We use primary nasal epithelial cell (PNEC) cultures for studies on how farm dust may protect against asthma development and to study SARS-CoV-2 infection biology.
We use primary tracheal epithelial cell (PTEC) cultures to investigate host-virus interactions, including SARS-CoV-2 infection biology.
We use primary bronchial epithelial cell (PBEC) cultures to study host-microbe interactions and responses to airborne exposures such as cigarette smoke. We furthermore study airway epithelial biology and train researchers in these cultures.
We use primary alveolar epithelial cell cultures to study repair and regeneration in the context of lung damage and to study Mycobacterium tuberculosis and SARS-CoV-2 infection biology.
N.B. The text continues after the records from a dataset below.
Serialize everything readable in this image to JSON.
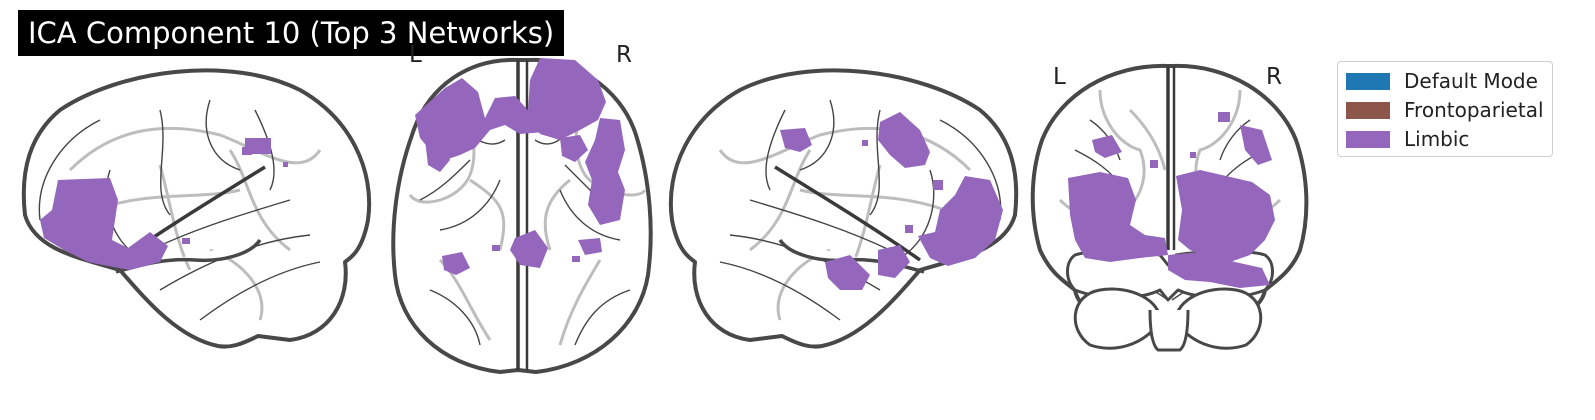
{
  "title": "ICA Component 10 (Top 3 Networks)",
  "view_labels": {
    "axial_left": "L",
    "axial_right": "R",
    "coronal_left": "L",
    "coronal_right": "R"
  },
  "legend": {
    "items": [
      {
        "label": "Default Mode",
        "color": "#1f77b4"
      },
      {
        "label": "Frontoparietal",
        "color": "#8c564b"
      },
      {
        "label": "Limbic",
        "color": "#9467bd"
      }
    ]
  },
  "overlay_color": "#9467bd",
  "views": [
    "left-sagittal",
    "axial",
    "right-sagittal",
    "coronal"
  ]
}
We use feeder-free airway epithelial organoid cultures to study interactions of the airway epithelium with Mycobacterium tuberculosis, radiation biology and regeneration & repair.
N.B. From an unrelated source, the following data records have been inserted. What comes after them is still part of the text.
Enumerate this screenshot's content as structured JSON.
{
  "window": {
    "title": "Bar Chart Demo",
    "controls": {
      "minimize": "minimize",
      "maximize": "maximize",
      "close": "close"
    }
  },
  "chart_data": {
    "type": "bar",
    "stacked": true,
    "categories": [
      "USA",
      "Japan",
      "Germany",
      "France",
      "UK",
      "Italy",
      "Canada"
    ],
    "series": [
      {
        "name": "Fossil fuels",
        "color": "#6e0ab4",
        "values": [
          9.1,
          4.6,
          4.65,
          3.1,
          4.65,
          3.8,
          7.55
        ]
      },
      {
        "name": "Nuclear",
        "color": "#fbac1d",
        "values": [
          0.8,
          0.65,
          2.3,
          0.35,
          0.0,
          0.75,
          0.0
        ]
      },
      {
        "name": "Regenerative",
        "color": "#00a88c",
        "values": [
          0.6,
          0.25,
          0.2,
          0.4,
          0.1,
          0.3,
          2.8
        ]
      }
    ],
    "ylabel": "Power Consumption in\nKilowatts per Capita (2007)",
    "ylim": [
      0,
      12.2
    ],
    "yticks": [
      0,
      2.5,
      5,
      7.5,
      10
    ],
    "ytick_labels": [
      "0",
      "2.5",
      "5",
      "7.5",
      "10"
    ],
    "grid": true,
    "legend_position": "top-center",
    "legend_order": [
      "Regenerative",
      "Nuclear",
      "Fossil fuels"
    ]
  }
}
We use feeder-free organoid cultures to expand alveolar type-2 epithelial cells for culture in Transwell or Lung-Chips. Organoids are additionally used to study (repair of) the alveolar micro-environment, alone or in co-culture with endothelial or structural cells.
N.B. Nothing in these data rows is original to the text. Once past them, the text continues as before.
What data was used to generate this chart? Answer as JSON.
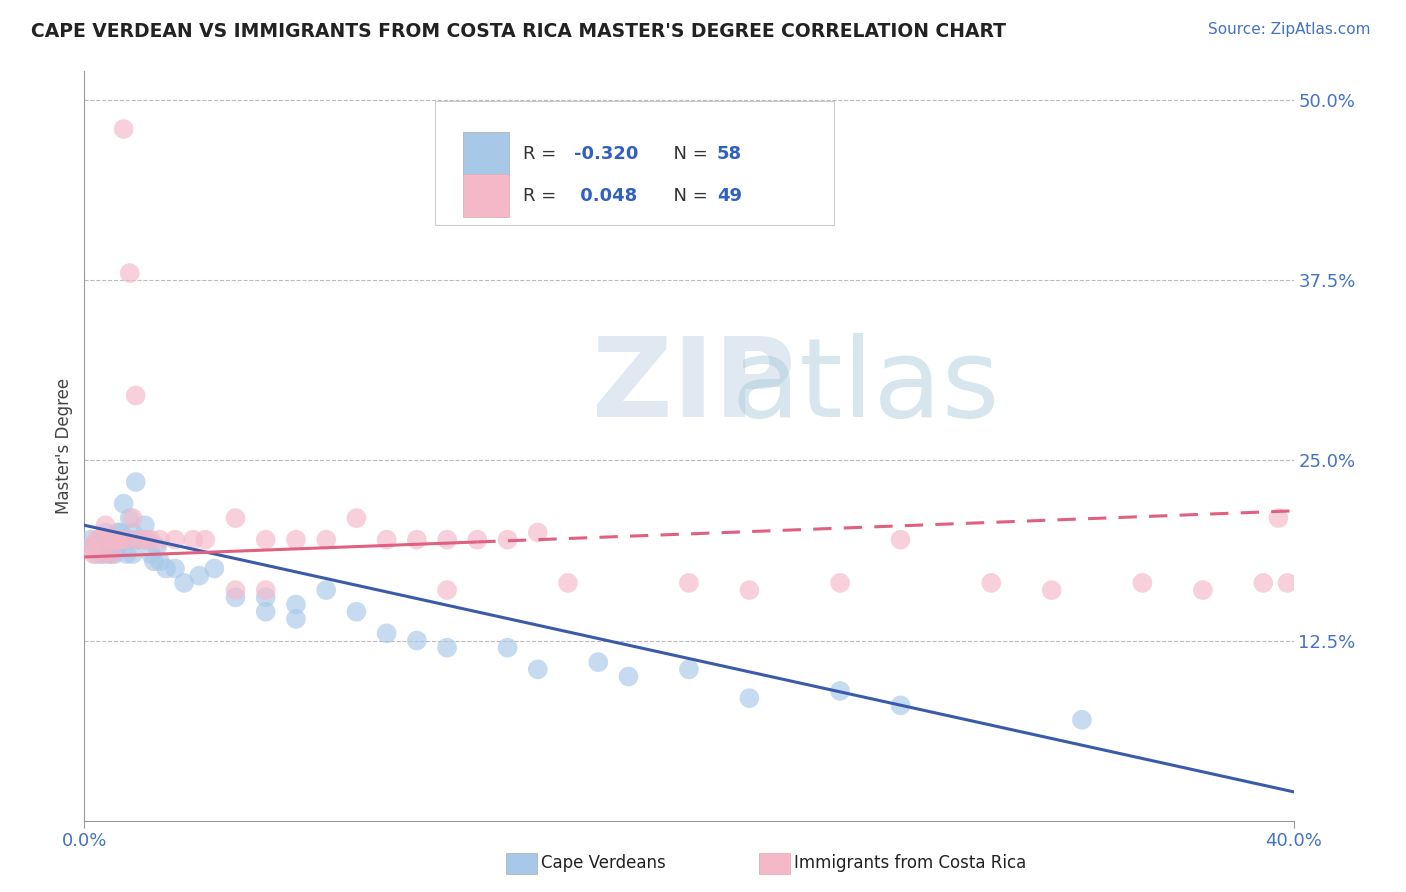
{
  "title": "CAPE VERDEAN VS IMMIGRANTS FROM COSTA RICA MASTER'S DEGREE CORRELATION CHART",
  "source": "Source: ZipAtlas.com",
  "ylabel": "Master's Degree",
  "legend_label1": "Cape Verdeans",
  "legend_label2": "Immigrants from Costa Rica",
  "R1": -0.32,
  "N1": 58,
  "R2": 0.048,
  "N2": 49,
  "color_blue": "#a8c8e8",
  "color_pink": "#f5b8c8",
  "color_blue_line": "#3a5aaa",
  "color_pink_line": "#e06080",
  "watermark_zip": "ZIP",
  "watermark_atlas": "atlas",
  "blue_scatter_x": [
    0.002,
    0.003,
    0.004,
    0.005,
    0.006,
    0.007,
    0.007,
    0.008,
    0.008,
    0.009,
    0.009,
    0.01,
    0.01,
    0.011,
    0.011,
    0.012,
    0.012,
    0.013,
    0.013,
    0.014,
    0.014,
    0.015,
    0.015,
    0.016,
    0.016,
    0.017,
    0.018,
    0.019,
    0.02,
    0.021,
    0.022,
    0.023,
    0.024,
    0.025,
    0.027,
    0.03,
    0.033,
    0.038,
    0.043,
    0.05,
    0.06,
    0.07,
    0.08,
    0.1,
    0.12,
    0.15,
    0.18,
    0.22,
    0.27,
    0.33,
    0.06,
    0.07,
    0.09,
    0.11,
    0.14,
    0.17,
    0.2,
    0.25
  ],
  "blue_scatter_y": [
    0.195,
    0.19,
    0.185,
    0.195,
    0.185,
    0.195,
    0.2,
    0.185,
    0.195,
    0.185,
    0.195,
    0.185,
    0.195,
    0.2,
    0.19,
    0.2,
    0.195,
    0.195,
    0.22,
    0.185,
    0.195,
    0.195,
    0.21,
    0.2,
    0.185,
    0.235,
    0.195,
    0.195,
    0.205,
    0.195,
    0.185,
    0.18,
    0.19,
    0.18,
    0.175,
    0.175,
    0.165,
    0.17,
    0.175,
    0.155,
    0.145,
    0.14,
    0.16,
    0.13,
    0.12,
    0.105,
    0.1,
    0.085,
    0.08,
    0.07,
    0.155,
    0.15,
    0.145,
    0.125,
    0.12,
    0.11,
    0.105,
    0.09
  ],
  "pink_scatter_x": [
    0.002,
    0.003,
    0.004,
    0.005,
    0.006,
    0.007,
    0.008,
    0.009,
    0.01,
    0.011,
    0.012,
    0.013,
    0.014,
    0.015,
    0.016,
    0.017,
    0.018,
    0.02,
    0.022,
    0.025,
    0.03,
    0.036,
    0.04,
    0.05,
    0.06,
    0.07,
    0.08,
    0.09,
    0.1,
    0.11,
    0.12,
    0.13,
    0.14,
    0.05,
    0.06,
    0.12,
    0.15,
    0.16,
    0.2,
    0.22,
    0.25,
    0.27,
    0.3,
    0.32,
    0.35,
    0.37,
    0.39,
    0.395,
    0.398
  ],
  "pink_scatter_y": [
    0.19,
    0.185,
    0.195,
    0.195,
    0.185,
    0.205,
    0.195,
    0.185,
    0.195,
    0.195,
    0.195,
    0.48,
    0.195,
    0.38,
    0.21,
    0.295,
    0.195,
    0.195,
    0.195,
    0.195,
    0.195,
    0.195,
    0.195,
    0.21,
    0.195,
    0.195,
    0.195,
    0.21,
    0.195,
    0.195,
    0.195,
    0.195,
    0.195,
    0.16,
    0.16,
    0.16,
    0.2,
    0.165,
    0.165,
    0.16,
    0.165,
    0.195,
    0.165,
    0.16,
    0.165,
    0.16,
    0.165,
    0.21,
    0.165
  ]
}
We use organoid technology to establish patient-derived NSCLC tumor cultures that display a high preservation of the characteristics of the original tumor.
Our Airway Lung-Chip model is used to study how breathing biomechanics such as airflow and dynamic stretch affect primary airway epithelial cell biology .
We use the Alveolus Lung-Chip to study how endothelial cells contribute to alveolar repair and investigate effects of dynamic stretch on primary alveolar cell biology.
We use the Alveolus Lung-Chip as a starting point to develop a Fibrosis Lung-Chip model to study COVID-19-related lung damage.
Alveolar type-2 cells
We use hiPSC to generate alveolar type-2 cells. We aim to improve the differentiation protocols and use the cells to study alveolar repair. We also use these cells to develop environmental and genetic models of alveolar damage.
We are using hiPSC-derived endothelial cells to investigate how a microenvironment shapes the lung microvascular endothelial cell phenotype, and how these contribute to alveolar repair.